Chua's oscillator circuit -- Intuitive picture

[Filip Larsen]

For a chaotic model, a single 'blip', at the appropriate place can completely change the behaviour - hence 'the butterfly effect'.

"Completely change the behavior" sounds wrong to me.

The truncation and rounding errors in numerical method are considered a small perturbation as well, that is, the resulting long-term (chaotic) trajectory for a given initial condition will eventually diverge from such trajectory calculated by any other method. So it makes more sense to define dynamical "behavior" of a chaotic system not from its precise trajectory, but from measures of the strange attractor the trajectory produces, like the Luapunov exponent or the geometry of the stable and unstable manifolds [1]. In that way "behavior" can be defined in terms of how the phase space is mixed and folded, which is a necessary dynamics for chaos.

[1] https://www.bohrium.com/en/sciencep...stable_and_unstable_manifolds_of_chaotic_sets - This site is new to me, but at first glance the description here sounds valid. The topic is treated in many text books on chaos.

 

[sophiecentaur]

So it makes more sense to define dynamical "behavior" of a chaotic system not from its precise trajectory, but from measures of the strange attractor the trajectory produces,

That's a good point. Chaotic systems need a different approach from standard deterministic (right word?) systems. I've heard this sort of comment about weather forecasting models which identify which way they're going and switch from one mode to another when it ;looks like a chaotic pattern is approaching.

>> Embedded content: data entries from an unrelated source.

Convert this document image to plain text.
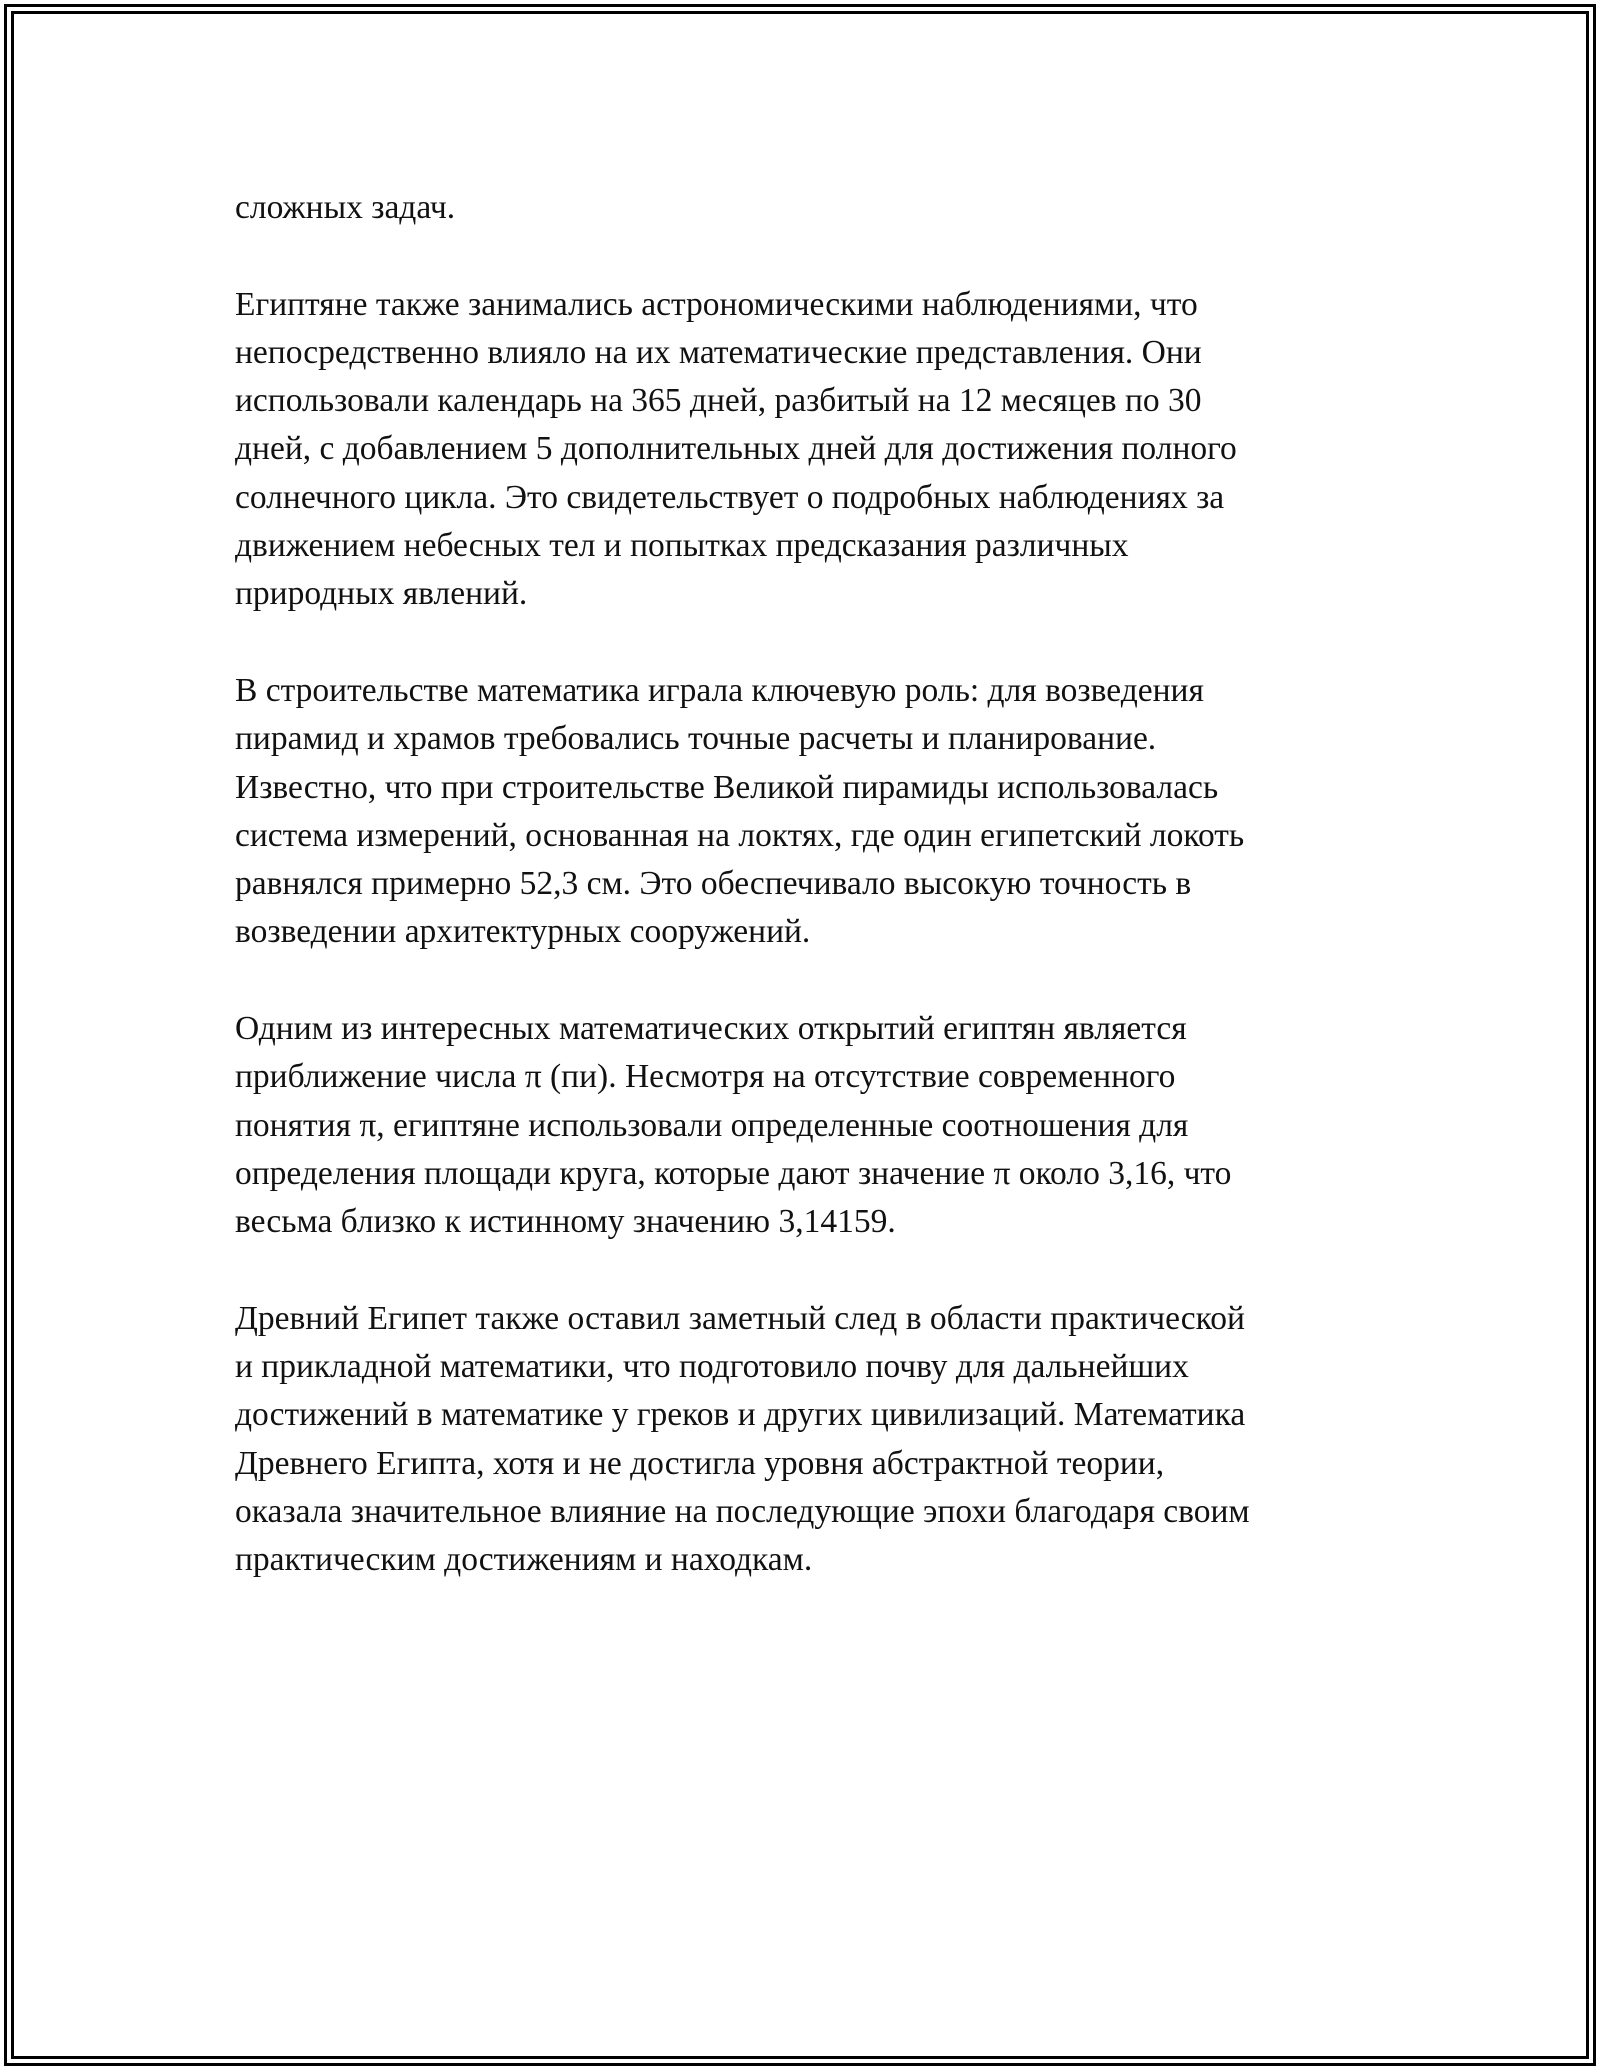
сложных задач.

Египтяне также занимались астрономическими наблюдениями, что
непосредственно влияло на их математические представления. Они
использовали календарь на 365 дней, разбитый на 12 месяцев по 30
дней, с добавлением 5 дополнительных дней для достижения полного
солнечного цикла. Это свидетельствует о подробных наблюдениях за
движением небесных тел и попытках предсказания различных
природных явлений.

В строительстве математика играла ключевую роль: для возведения
пирамид и храмов требовались точные расчеты и планирование.
Известно, что при строительстве Великой пирамиды использовалась
система измерений, основанная на локтях, где один египетский локоть
равнялся примерно 52,3 см. Это обеспечивало высокую точность в
возведении архитектурных сооружений.

Одним из интересных математических открытий египтян является
приближение числа π (пи). Несмотря на отсутствие современного
понятия π, египтяне использовали определенные соотношения для
определения площади круга, которые дают значение π около 3,16, что
весьма близко к истинному значению 3,14159.

Древний Египет также оставил заметный след в области практической
и прикладной математики, что подготовило почву для дальнейших
достижений в математике у греков и других цивилизаций. Математика
Древнего Египта, хотя и не достигла уровня абстрактной теории,
оказала значительное влияние на последующие эпохи благодаря своим
практическим достижениям и находкам.
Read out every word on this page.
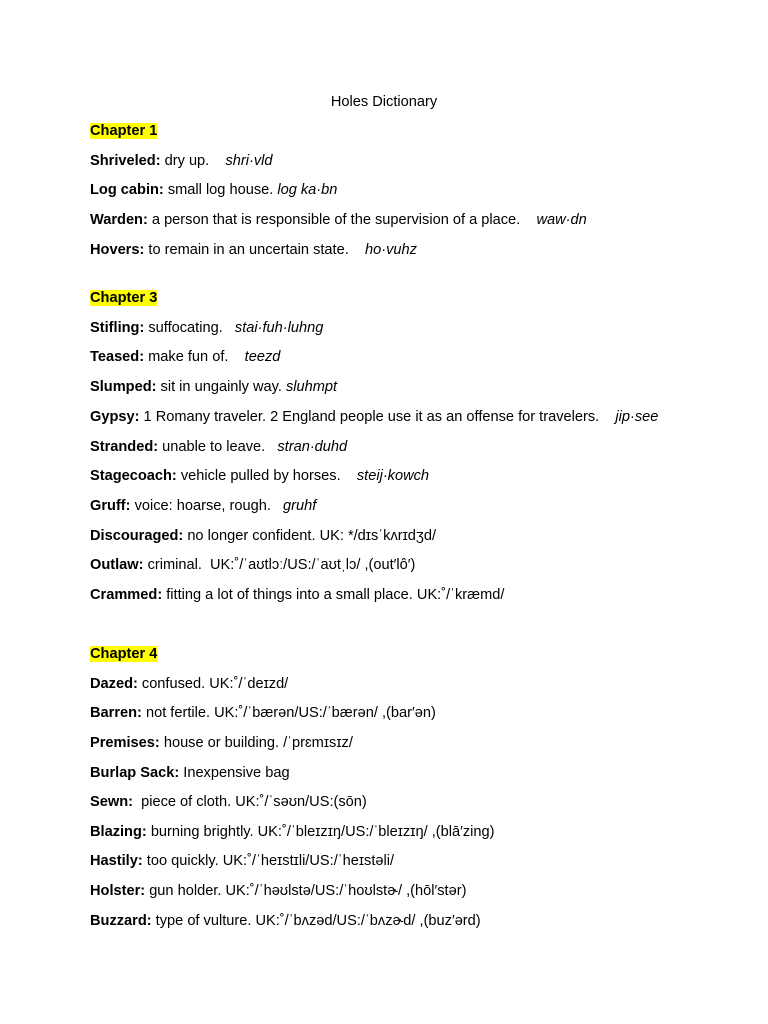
Holes Dictionary
Chapter 1
Shriveled: dry up.    shri·vld
Log cabin: small log house. log ka·bn
Warden: a person that is responsible of the supervision of a place.    waw·dn
Hovers: to remain in an uncertain state.    ho·vuhz
Chapter 3
Stifling: suffocating.   stai·fuh·luhng
Teased: make fun of.    teezd
Slumped: sit in ungainly way. sluhmpt
Gypsy: 1 Romany traveler. 2 England people use it as an offense for travelers.    jip·see
Stranded: unable to leave.   stran·duhd
Stagecoach: vehicle pulled by horses.    steij·kowch
Gruff: voice: hoarse, rough.   gruhf
Discouraged: no longer confident. UK: */dɪsˈkʌrɪdʒd/
Outlaw: criminal.  UK:˚/ˈaʊtlɔː/US:/ˈaʊtˌlɔ/ ,(out′lô′)
Crammed: fitting a lot of things into a small place. UK:˚/ˈkræmd/
Chapter 4
Dazed: confused. UK:˚/ˈdeɪzd/
Barren: not fertile. UK:˚/ˈbærən/US:/ˈbærən/ ,(bar′ən)
Premises: house or building. /ˈprɛmɪsɪz/
Burlap Sack: Inexpensive bag
Sewn:  piece of cloth. UK:˚/ˈsəʊn/US:(sōn)
Blazing: burning brightly. UK:˚/ˈbleɪzɪŋ/US:/ˈbleɪzɪŋ/ ,(blā′zing)
Hastily: too quickly. UK:˚/ˈheɪstɪli/US:/ˈheɪstəli/
Holster: gun holder. UK:˚/ˈhəʊlstə/US:/ˈhoʊlstɚ/ ,(hōl′stər)
Buzzard: type of vulture. UK:˚/ˈbʌzəd/US:/ˈbʌzɚd/ ,(buz′ərd)
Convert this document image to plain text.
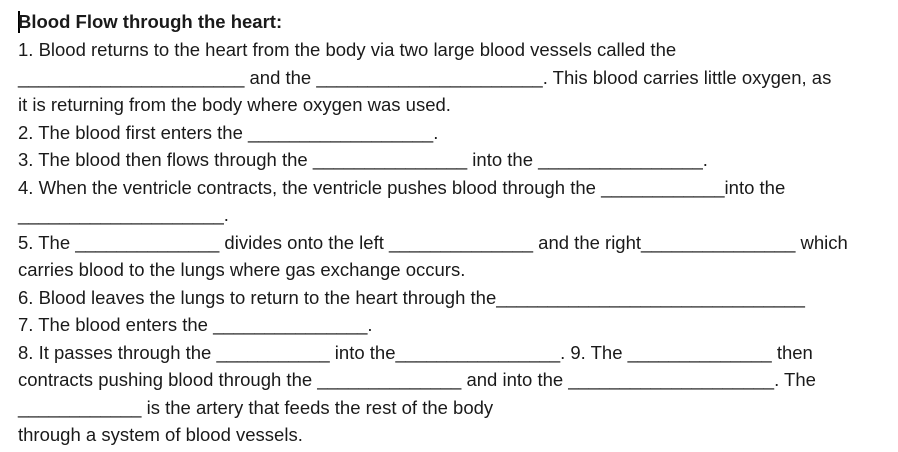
Blood Flow through the heart:
1. Blood returns to the heart from the body via two large blood vessels called the
______________________ and the ______________________. This blood carries little oxygen, as
it is returning from the body where oxygen was used.
2. The blood first enters the __________________.
3. The blood then flows through the _______________ into the ________________.
4. When the ventricle contracts, the ventricle pushes blood through the ____________into the
____________________.
5. The ______________ divides onto the left ______________ and the right_______________ which
carries blood to the lungs where gas exchange occurs.
6. Blood leaves the lungs to return to the heart through the______________________________
7. The blood enters the _______________.
8. It passes through the ___________ into the________________. 9. The ______________ then
contracts pushing blood through the ______________ and into the ____________________. The
____________ is the artery that feeds the rest of the body
through a system of blood vessels.
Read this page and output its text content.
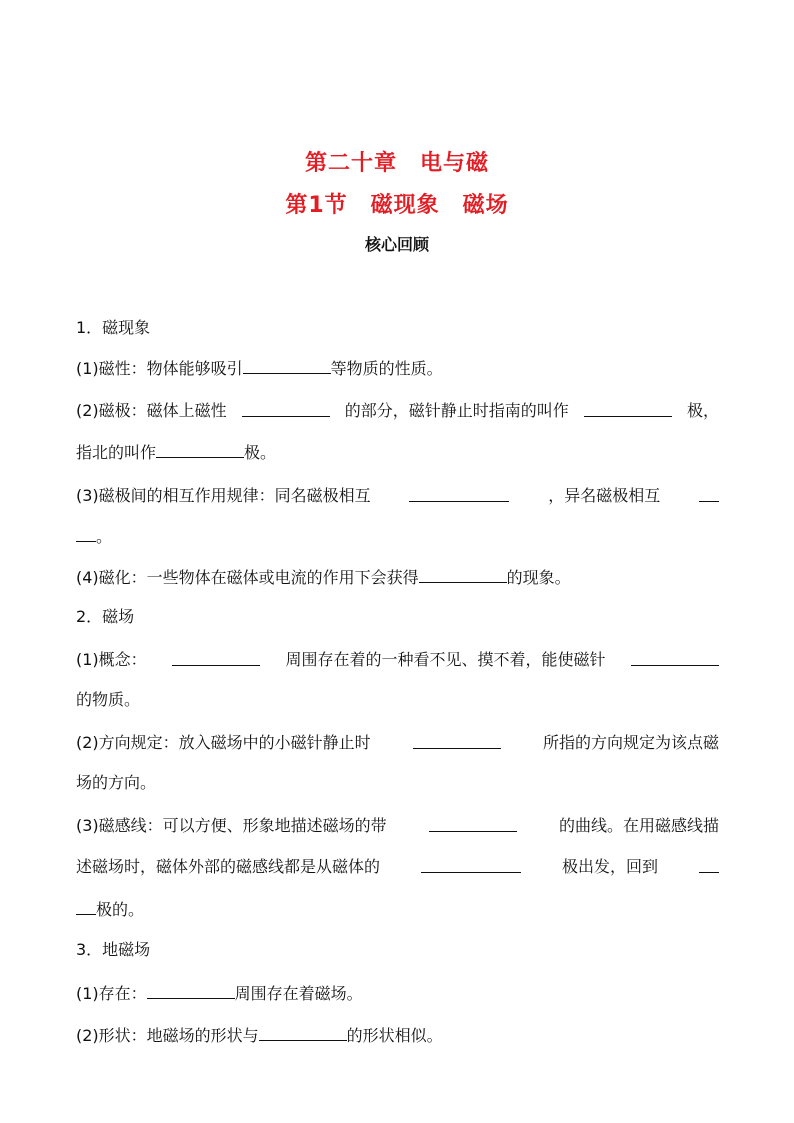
第二十章　电与磁
第1节　磁现象　磁场
核心回顾
1．磁现象
(1)磁性：物体能够吸引	等物质的性质。
(2)磁极：磁体上磁性	的部分，磁针静止时指南的叫作	极，
指北的叫作	极。
(3)磁极间的相互作用规律：同名磁极相互	，异名磁极相互
。
(4)磁化：一些物体在磁体或电流的作用下会获得	的现象。
2．磁场
(1)概念：	周围存在着的一种看不见、摸不着，能使磁针
的物质。
(2)方向规定：放入磁场中的小磁针静止时	所指的方向规定为该点磁
场的方向。
(3)磁感线：可以方便、形象地描述磁场的带	的曲线。在用磁感线描
述磁场时，磁体外部的磁感线都是从磁体的	极出发，回到
极的。
3．地磁场
(1)存在：	周围存在着磁场。
(2)形状：地磁场的形状与	的形状相似。
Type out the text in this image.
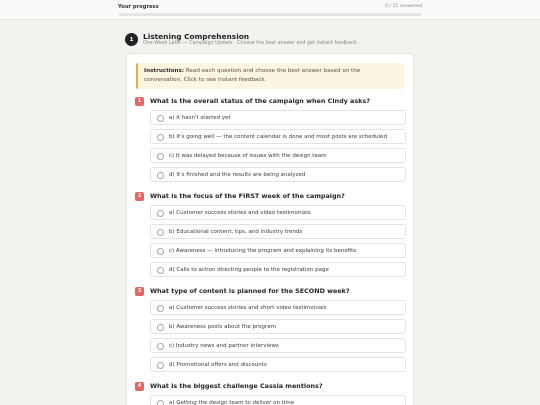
Your progress	0 / 11 answered
1	Listening Comprehension
One Week Later — Campaign Update · Choose the best answer and get instant feedback.
Instructions: Read each question and choose the best answer based on the conversation. Click to see instant feedback.
1	What is the overall status of the campaign when Cindy asks?
a) It hasn't started yet
b) It's going well — the content calendar is done and most posts are scheduled
c) It was delayed because of issues with the design team
d) It's finished and the results are being analyzed
2	What is the focus of the FIRST week of the campaign?
a) Customer success stories and video testimonials
b) Educational content, tips, and industry trends
c) Awareness — introducing the program and explaining its benefits
d) Calls to action directing people to the registration page
3	What type of content is planned for the SECOND week?
a) Customer success stories and short video testimonials
b) Awareness posts about the program
c) Industry news and partner interviews
d) Promotional offers and discounts
4	What is the biggest challenge Cassia mentions?
a) Getting the design team to deliver on time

So you want to build a real electronic Chua oscillator, to generate a real random sequence? Then how will you implement Chua's diode with real components?

Why are you getting combative about this? There a millions of circuits which will never display chaotic behaviour and your average simulator is well suited to them. There will always be a good mapping between reality and simulation there. But is it true that any randomly chosen chaotic system will behave the same as the simulation unless the relevant simulation parameters are all included and not 'assumed' when the simulator enters its stock values?
If you remember, You took exception to my comment about simulations 'not being real' but (unless we are living in 'The Matrix') it is valid. It wasn't a criticism; I was just introducing a caveat.

 

[Baluncore]

Why are you getting combative about this?

It is you who is combative.

 

[Filip Larsen]

Chaotic systems need a different approach from standard deterministic (right word?) systems.

Indeed.

Regarding the name you could call them non-chaotic, classical or perhaps quasi-linear deterministic systems. For dissipative systems these are systems with only the simple phase space attractors you also see for linear systems, such as isolated fix-points (e.g. hard non-linear die tossing) or limit-cycles (e.g. a near-linear driven damped oscillator).

 

[sophiecentaur]

It is you who is combative.

Well, I get cross when someone refuses to accept a perfectly valid comment about the limitations of Simulators. Your comment about simulating a random signal generator with LTSpice is clearly nonsense and I never suggested it. I will calm down when you acknowledge that a simulation is not 'real' in the sense that it is only valid under certain conditions. You want it to be a panacea?

 

[Baluncore]

I will calm down when you acknowledge that a simulation is not 'real' in the sense that it is only valid under certain conditions. You want it to be a panacea?

This thread is about Chua's Oscillator, what do you not understand?

 

[Swamp Thing]

I have installed ngspice (RPi-5), but haven't got around to experimenting with it. However, it's possible to do thought experiments and refine one's ideas while doing other life stuff.

This has led me to discard the idea that there should be a momentary increase in disspiation exactly while the system is passing from one lobe of the attractor to the other (crossing over the separatrix ??).

The motivation for such an idea was the fact that the oscillation needs to regrow itself after those lobe-to-lobe transitions. However, it now seems to me that the dissipation could be occurring during the overshoot after crossing the separatrix (or whatever the barrier between lobes is called). This overshoot takes us into the region where the negative resistance of Chua's diode drops ( --> less gain) while the positive resistance of the conventional resistor of course remains fixed (--> same loss).

I hope to test this using suitable probes and computed plots in a day or two.

Edit: All this thinking about an oscillation quenching and regrowing in sync with a lower frequency square wave has just reminded me of the venerable superregenerative receiver. Could it be that chaos and attractors have been lurking in our midst since the vacuum tube era? Wait, didn't someone mention 1911 in this thread?

 

[Baluncore]

However, it now seems to me that the dissipation could be occurring during the overshoot after crossing the separatrix (or whatever the barrier between lobes is called). This overshoot takes us into the region where the negative resistance of Chua's diode drops ( --> less gain) while the positive resistance of the conventional resistor of course remains fixed (--> same loss).

That is correct.
Energy increases until it climbs out of one attractor, then from the crest of the saddle, it overshoots the destination attractor, encountering the far soft wall, that attenuates or dumps some energy. It is then shepherded between that wall and the saddle, until it can again escape from the local attractor.